NVDA is up ~820% over the same time frame as the above chart for comparison.
I should have just bought NVDA. But, I know the returns I can get running my strategy.
(You may want to know what the strategy is: Buy on liquidity. Exit on risk.)
(In the account I managed I did ride QQQ calls through December 2024 so there is that. But, I personally didn’t trade tech in the last few years.)
NVDA was (at the time) higher risk.
I didn’t know some idiot would be proposing to his ChatGPT girlfriend a few years later or a lawyer would start preparing briefs using an LLM. I wholly under estimated the laziness of man and I wholly underestimated that the world would voluntarily relive the Video Game crash of 1981 on a trillion dollar scale.
I also didn’t know Enron and WorldCom’s accounting tricks would make a reappearance either. Though, frankly I should have seen this coming.
The point here is be wary of second guessing decisions just because what you did under performed what you didn’t do.
I few years ago (2014 roughly) I pulled the top returning trades from close to close. I.e. you buy a stock right before close and sell it right before close the next day. What would be the return if you guessed right for ~225 consecutive trading days and picked the highest returner for the next trading day?
You would have ended in possession of all the world’s money really quickly.

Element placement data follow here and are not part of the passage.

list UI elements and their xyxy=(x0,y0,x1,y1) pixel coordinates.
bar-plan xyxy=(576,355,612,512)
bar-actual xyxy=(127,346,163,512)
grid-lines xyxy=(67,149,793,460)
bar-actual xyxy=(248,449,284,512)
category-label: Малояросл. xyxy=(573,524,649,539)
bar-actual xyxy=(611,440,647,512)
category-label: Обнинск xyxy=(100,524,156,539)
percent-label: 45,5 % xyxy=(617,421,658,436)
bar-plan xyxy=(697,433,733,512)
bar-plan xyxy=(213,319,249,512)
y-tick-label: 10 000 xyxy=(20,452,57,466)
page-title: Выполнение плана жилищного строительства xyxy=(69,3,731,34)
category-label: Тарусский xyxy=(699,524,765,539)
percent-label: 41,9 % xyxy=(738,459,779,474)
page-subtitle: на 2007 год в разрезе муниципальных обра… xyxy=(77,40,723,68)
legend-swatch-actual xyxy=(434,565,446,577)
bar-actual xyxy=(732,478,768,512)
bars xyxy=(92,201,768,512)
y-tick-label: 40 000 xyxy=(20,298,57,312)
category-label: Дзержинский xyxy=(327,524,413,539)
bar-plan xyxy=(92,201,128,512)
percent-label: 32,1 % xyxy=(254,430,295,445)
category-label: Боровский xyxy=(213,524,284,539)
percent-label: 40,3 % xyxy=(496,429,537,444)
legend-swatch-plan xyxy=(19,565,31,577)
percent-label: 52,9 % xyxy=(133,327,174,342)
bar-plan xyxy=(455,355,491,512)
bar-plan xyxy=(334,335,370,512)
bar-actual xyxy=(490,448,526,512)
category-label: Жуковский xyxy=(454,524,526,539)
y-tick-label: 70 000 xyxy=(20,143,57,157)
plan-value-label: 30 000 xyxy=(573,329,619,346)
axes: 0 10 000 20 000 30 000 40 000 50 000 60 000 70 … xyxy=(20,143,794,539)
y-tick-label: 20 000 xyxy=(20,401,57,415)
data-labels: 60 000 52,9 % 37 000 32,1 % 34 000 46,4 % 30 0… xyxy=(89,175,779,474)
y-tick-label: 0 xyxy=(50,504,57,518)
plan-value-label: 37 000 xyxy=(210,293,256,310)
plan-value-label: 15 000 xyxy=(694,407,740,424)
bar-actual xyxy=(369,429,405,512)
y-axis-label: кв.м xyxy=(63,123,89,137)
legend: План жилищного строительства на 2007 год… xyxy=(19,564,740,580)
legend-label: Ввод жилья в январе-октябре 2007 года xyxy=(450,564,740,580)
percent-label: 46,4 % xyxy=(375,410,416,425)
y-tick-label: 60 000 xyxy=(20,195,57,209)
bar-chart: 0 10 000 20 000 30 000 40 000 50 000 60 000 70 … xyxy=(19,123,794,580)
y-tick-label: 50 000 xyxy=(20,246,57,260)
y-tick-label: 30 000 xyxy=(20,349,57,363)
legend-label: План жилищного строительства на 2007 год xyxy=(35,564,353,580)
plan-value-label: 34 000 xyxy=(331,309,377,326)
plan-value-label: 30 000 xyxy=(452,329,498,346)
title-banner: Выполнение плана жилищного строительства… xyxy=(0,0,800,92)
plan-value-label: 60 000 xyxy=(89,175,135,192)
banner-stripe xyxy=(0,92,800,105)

There are literally a million or more ways you could have made more money than you did.
This last year, I skipped ahead financially and upped the account to $1M - I presume everyone will get to $1M soon enough. I don’t think I have to demonstrate you can get there in 5-6 years.
Because of this extra capital I have been running a hedging strategy as protection off and on. Mostly around Trump.
I adjusted the expected return up-slightly to account for this activity. Read this as I’ve taken on slightly more risk which means, since I exit on risk, I have been holding for a bit longer.
That’s it. I am just riding the winners a little bit longer than I was. That’s the Final Chapter big wow moment.
Just holding a little bit longer.
We will see if I still hit the 70% for the year or not. There is still plenty of time for Trump to invade France and ruin my returns.
Still just a standard brokerage, no use of leverage, just more money in it this round.
The goal of all of this is to show what is possible without taking on stupid risks and to show how far you can get if you just read filings and do a little bit of thinking. This is all geared towards showing an 11 (now 15 year old) how the market works.
This is why I started writing all this stuff down originally. Because I have one of those.
I don’t know if making $700k/year (~$450k after taxes) is enough for your desired lifestyle. I do know that is what 70% return on $1M is just to state want might not be obvious to anyone reading.
If you don’t try to grab the brass ring before your arms aren’t long enough to reach it you can really get anywhere in life.